Denn 2004, nach dem Sieg im europäischen Fiba-Cup, war prompt nach einer Insolvenz der nationale Lizenzentzug gefolgt. Deswegen sei diese Begeisterung beim Turnier jetzt so wichtig gewesen, sagt Geissler, der zwar erst 41 Jahre alt, aber schon seit 23 Jahren im Verein tätig ist, nach dem Absturz hatte er übernommen. Die stete Erfüllung der Lizenzauflagen sei nicht einfach, und dies als selbstverständlich zu betrachten, sei nicht hilfreich: „Und wenn sich die Verantwortlichen in der Stadt daran gewöhnen, stockt irgendwann die Entwicklung“, glaubt er. Das Top-Four-Turnier habe den Effekt eines Weckrufs gehabt, der dringend nötig sei, um den Standort zu halten.

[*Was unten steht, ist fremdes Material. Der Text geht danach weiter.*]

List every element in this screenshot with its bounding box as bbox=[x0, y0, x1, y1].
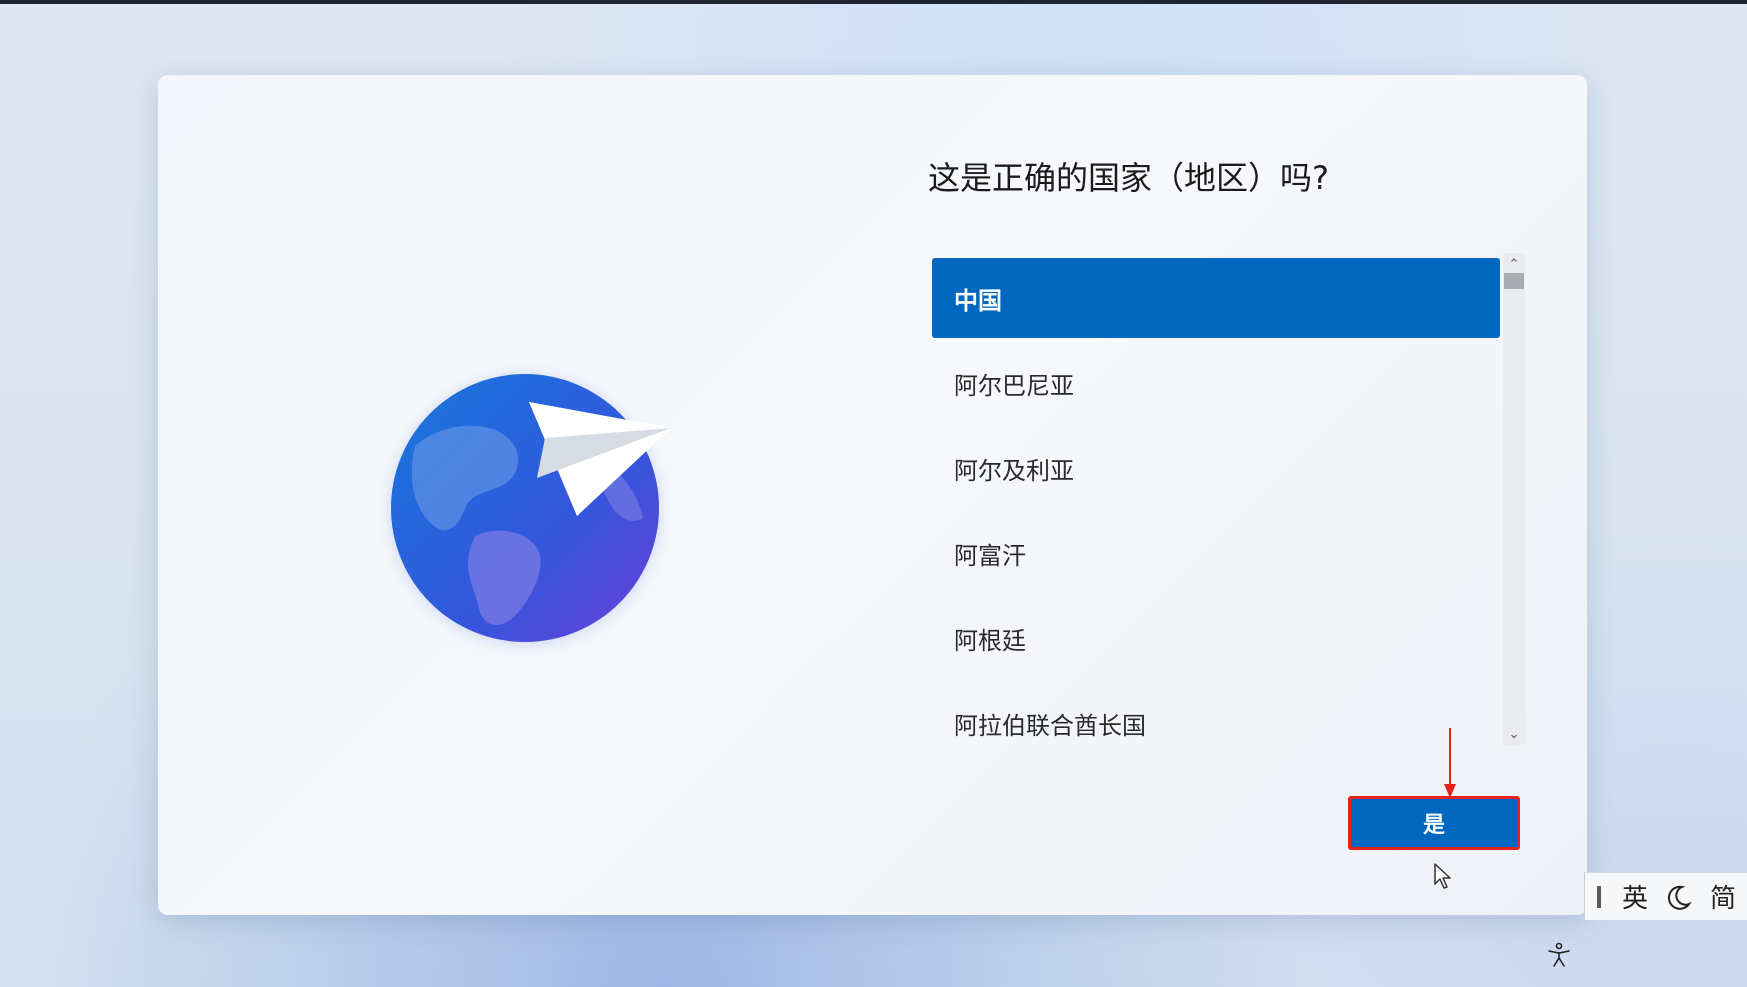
country-option-selected[interactable]: 中国 bbox=[932, 258, 1500, 338]
country-option[interactable]: 阿根廷 bbox=[932, 598, 1500, 678]
scroll-down-arrow-icon[interactable]: ⌄ bbox=[1503, 723, 1525, 745]
country-label: 阿尔巴尼亚 bbox=[954, 371, 1074, 400]
scrollbar-thumb[interactable] bbox=[1504, 273, 1524, 289]
moon-icon[interactable] bbox=[1657, 882, 1701, 912]
globe-illustration bbox=[375, 358, 675, 658]
country-label: 阿根廷 bbox=[954, 626, 1026, 655]
yes-button[interactable]: 是 bbox=[1348, 796, 1520, 850]
list-scrollbar[interactable]: ⌃ ⌄ bbox=[1503, 253, 1525, 745]
page-title: 这是正确的国家（地区）吗? bbox=[928, 159, 1329, 197]
mouse-cursor-icon bbox=[1434, 863, 1451, 889]
country-option[interactable]: 阿尔巴尼亚 bbox=[932, 343, 1500, 423]
paper-plane-icon bbox=[529, 402, 671, 516]
oobe-card: 这是正确的国家（地区）吗? 中国 阿尔巴尼亚 阿尔及利亚 阿富汗 阿根廷 阿拉伯… bbox=[158, 75, 1587, 915]
ime-toolbar: 英 简 bbox=[1584, 872, 1747, 920]
ime-drag-handle[interactable] bbox=[1597, 885, 1601, 908]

Noch einmal wird die BBL einen Ausrichter suchen müssen. 2027 soll Düsseldorf als Großstadt ohne Bundesligageschichte Dauergastgeber werden. BBL-Präsident Stefan Holz erklärt auf Nachfrage, dass man bewusst einen neutralen Ort gewählt habe, um neue Zielgruppen anzusprechen und die Basketball-Community auf diesem Weg zu vergrößern. Bayerns Marko Pesic sagt dazu: „Das ist eine neue Idee, in den Markt zu gehen, wo Basketball nicht so populär ist. Ich gehe davon aus, dass die Liga dort angemessen Analysen gemacht hat. Ich hoffe, es ist ein guter Schritt.“ Die Bayern hatten übrigens ein Konzept angeboten, das Finalturnier drei Jahre in Serie auszutragen.